Efficient Identification of Monoclonal Antibodies Against Rift Valley Fever Virus Using High-Throughput Single Lymphocyte Transcriptomics of Immunized Mice

Background: Rift Valley fever virus (RVFV) is a zoonotic virus that poses a significant threat to both livestock and human health and has caused outbreaks in endemic regions. In humans, most patients experience a febrile illness; however, in some patients, RVF disease may result in hemorrhagic fever, retinitis, or encephalitis. While several veterinary vaccines are being utilized in endemic countries, currently, there are no licensed RVF vaccines or therapeutics for human use. Neutralizing antibodies specifically targeting vulnerable pathogen epitopes are promising candidates for prophylactic and therapeutic interventions. In the case of RVFV, the surface glycoproteins Gc and Gn, which harbor neutralizing epitopes, represent the primary targets for vaccine and neutralizing antibody development.
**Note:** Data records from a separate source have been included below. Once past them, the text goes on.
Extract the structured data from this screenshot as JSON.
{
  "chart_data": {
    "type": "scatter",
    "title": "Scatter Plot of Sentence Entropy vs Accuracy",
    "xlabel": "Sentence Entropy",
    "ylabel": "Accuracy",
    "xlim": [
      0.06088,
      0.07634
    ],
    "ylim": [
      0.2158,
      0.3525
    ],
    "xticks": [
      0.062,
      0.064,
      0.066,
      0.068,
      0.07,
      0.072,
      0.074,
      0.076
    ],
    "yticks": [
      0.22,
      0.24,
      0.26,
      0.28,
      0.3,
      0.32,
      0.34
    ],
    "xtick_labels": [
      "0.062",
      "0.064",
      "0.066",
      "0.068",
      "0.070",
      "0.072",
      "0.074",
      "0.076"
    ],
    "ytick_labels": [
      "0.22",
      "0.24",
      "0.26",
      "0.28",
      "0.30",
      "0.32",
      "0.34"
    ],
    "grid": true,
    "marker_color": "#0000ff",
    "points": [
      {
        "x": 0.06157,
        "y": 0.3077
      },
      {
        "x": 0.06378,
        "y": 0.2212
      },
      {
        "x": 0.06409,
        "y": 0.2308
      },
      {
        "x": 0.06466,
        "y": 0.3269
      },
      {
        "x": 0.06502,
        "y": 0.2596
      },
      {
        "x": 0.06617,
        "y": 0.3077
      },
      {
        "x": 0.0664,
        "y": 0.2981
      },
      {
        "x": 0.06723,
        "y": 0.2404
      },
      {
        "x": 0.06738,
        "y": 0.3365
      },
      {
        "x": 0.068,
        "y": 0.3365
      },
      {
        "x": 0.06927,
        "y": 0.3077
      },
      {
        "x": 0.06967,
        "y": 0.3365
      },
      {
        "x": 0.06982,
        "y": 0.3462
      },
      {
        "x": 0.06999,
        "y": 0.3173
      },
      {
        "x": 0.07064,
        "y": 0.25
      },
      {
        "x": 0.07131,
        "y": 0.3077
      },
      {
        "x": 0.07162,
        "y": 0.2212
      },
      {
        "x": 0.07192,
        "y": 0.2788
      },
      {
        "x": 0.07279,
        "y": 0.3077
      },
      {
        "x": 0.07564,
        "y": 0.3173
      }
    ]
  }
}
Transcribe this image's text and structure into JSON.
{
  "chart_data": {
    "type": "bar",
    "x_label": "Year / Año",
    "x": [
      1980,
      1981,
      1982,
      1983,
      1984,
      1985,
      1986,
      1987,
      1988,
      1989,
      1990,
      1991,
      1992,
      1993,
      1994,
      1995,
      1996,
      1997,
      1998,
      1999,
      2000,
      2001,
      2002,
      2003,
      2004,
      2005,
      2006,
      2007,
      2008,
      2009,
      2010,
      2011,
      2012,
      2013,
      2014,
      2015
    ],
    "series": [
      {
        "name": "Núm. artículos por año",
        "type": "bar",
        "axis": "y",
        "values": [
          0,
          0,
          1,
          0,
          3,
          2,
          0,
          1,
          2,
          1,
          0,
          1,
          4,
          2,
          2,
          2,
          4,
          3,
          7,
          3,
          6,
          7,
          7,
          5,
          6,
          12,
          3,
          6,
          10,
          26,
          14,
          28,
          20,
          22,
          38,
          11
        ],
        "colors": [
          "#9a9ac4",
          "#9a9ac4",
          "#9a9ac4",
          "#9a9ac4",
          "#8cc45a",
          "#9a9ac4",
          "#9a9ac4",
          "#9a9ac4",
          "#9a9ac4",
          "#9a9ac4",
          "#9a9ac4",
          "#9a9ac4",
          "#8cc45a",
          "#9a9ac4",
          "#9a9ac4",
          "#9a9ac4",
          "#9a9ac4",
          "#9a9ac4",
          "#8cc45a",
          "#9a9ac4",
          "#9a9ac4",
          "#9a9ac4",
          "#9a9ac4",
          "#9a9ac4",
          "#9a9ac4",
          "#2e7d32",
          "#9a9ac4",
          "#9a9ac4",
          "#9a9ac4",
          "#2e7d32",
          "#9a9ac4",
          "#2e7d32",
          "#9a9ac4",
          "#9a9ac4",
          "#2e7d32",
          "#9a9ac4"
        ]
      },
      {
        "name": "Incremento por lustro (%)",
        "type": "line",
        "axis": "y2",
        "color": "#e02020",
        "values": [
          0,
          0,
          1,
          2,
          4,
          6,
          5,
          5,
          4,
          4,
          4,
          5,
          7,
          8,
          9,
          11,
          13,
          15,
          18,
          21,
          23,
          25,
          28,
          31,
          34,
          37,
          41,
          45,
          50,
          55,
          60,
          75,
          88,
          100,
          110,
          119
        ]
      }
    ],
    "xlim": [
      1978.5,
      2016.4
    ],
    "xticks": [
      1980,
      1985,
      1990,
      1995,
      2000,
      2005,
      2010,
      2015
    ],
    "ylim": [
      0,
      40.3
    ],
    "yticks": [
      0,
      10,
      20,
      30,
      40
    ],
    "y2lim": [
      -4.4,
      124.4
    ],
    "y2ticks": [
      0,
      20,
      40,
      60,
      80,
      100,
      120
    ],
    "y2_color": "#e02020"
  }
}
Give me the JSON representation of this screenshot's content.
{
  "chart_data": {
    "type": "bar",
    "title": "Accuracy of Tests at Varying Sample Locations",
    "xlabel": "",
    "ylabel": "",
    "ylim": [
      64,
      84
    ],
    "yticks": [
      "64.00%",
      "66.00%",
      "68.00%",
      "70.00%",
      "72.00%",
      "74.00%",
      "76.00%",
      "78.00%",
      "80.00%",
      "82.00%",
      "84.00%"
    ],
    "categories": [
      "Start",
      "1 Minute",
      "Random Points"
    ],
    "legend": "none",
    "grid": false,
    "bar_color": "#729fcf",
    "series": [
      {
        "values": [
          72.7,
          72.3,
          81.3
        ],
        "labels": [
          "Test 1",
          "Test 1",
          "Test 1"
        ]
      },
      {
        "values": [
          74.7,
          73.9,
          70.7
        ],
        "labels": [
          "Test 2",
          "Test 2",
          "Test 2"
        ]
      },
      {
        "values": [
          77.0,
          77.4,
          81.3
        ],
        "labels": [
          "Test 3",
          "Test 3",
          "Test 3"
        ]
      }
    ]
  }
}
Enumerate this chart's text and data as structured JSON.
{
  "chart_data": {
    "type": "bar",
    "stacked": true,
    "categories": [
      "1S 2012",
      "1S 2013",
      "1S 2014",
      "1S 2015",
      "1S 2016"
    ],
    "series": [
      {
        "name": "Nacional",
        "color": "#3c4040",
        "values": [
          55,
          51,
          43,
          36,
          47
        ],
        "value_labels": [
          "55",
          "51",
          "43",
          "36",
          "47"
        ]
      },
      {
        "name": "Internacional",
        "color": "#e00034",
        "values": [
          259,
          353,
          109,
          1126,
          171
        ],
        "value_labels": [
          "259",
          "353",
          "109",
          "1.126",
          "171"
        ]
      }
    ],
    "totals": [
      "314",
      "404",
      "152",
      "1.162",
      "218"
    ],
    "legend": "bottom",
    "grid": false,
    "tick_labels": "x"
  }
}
Methods: We report the implementation of advanced 10x Genomics technology, enabling high-throughput single-cell analysis for the identification of rare and potent antibodies against RVFV. Following the immunization of mice with live attenuated rMP-12-GFP virus and successive Gc/Gn boosts, memory B cell populations (both general and antigen-specific) were sorted from splenocytes by flow cytometry. Deep sequencing of the antibody repertoire at a single-cell resolution, together with bioinformatic analyses, was applied for BCR pair selection based on their abundance and specificity. Results: Twenty-three recombinant monoclonal antibodies (mAbs) were selected and expressed, and their antigen-binding capacities were characterized. About half of them demonstrated specific binding to their cognate antigen with relatively high binding affinities. Conclusions: These antibodies could be used for the future development of efficacious therapeutics, as well as for studying virus-neutralizing mechanisms. The current study, in which the single-cell sequencing approach was implemented for the development of antibodies targeting the RVFV surface proteins Gc and Gn, demonstrates the effective applicability of this technique for antibody discovery purposes.